Influence, Training and Pressure

I'm saving things here so we don't have to tell the same stories again. These aren't easy concepts to consider, but sometimes we need to try to see what we ARE doing to limit others' freedom and whether it's a good thing or not.

On Aug 8, 2006, at 6:55 AM, Sandra Dodd wrote:

Lori Odhner came to a conference here once to show us a really interesting thing. I've thought of trying to reproduce it, but it was so perfectly a Lori thing I fear to screw it up. But she got her workshop participants, 20 people or so, in a classroom. One person would leave. Lori would say "Let's get her to sit in that desk right there" or something and then we'd try it with another person, and participants were adding suggestions of things to do. Then when time was nearly up, we got Lori to sit on the floor under the chalk board and twirl her hair (playing with her hair was the goal). It was done without speaking a single word or making a single gesture. It was done by people making noises with their mouths closed. We made approving noises, like people make to babies (very hard to describe here), and could go "uh huh" (but with mouths closed) and "eh" and "huh-uh" or other kinds of little musical noises that indicated approval or disapproval. The subjects moved away from things and toward things, sat or stood, touched or didn't touch, as the other moms made their approval or disapproval known in absolutely non- verbal ways.
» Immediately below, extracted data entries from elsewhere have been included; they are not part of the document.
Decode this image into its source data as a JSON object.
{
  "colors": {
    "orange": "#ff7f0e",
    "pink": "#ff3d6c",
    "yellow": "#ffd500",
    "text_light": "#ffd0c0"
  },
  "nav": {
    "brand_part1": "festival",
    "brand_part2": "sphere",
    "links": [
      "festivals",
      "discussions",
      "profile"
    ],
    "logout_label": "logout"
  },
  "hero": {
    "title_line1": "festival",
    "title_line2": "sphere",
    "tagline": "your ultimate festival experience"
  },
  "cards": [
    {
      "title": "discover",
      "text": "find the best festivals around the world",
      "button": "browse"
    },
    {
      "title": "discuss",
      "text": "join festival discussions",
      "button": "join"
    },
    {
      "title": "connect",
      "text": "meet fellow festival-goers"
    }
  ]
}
They got me to go to a bookshelf, pull down a certain red binder and open it.
Nancy Wooton wrote:
This is how trainers "shape" a behavior, although with animals, a clicker is used to tell the critter it has done the correct thing and a food reward will follow. (Usually, there is no "wrong" indication from the trainer, only clicks to mark the correct behavior, but with humans the "wrong" marker speeds up learning, like playing "hot and cold".) Sea World "trains" a human volunteer during their educational demonstration; they get the human to flap his arms or jump up and down for clicks and M&M's.

There's a book called "Don't Shoot the Dog," by Karen Pryor, which, though it is "about" clicker training/positive reinforcement of animals, applies to training the people you live with by subtly rewarding behaviors you like.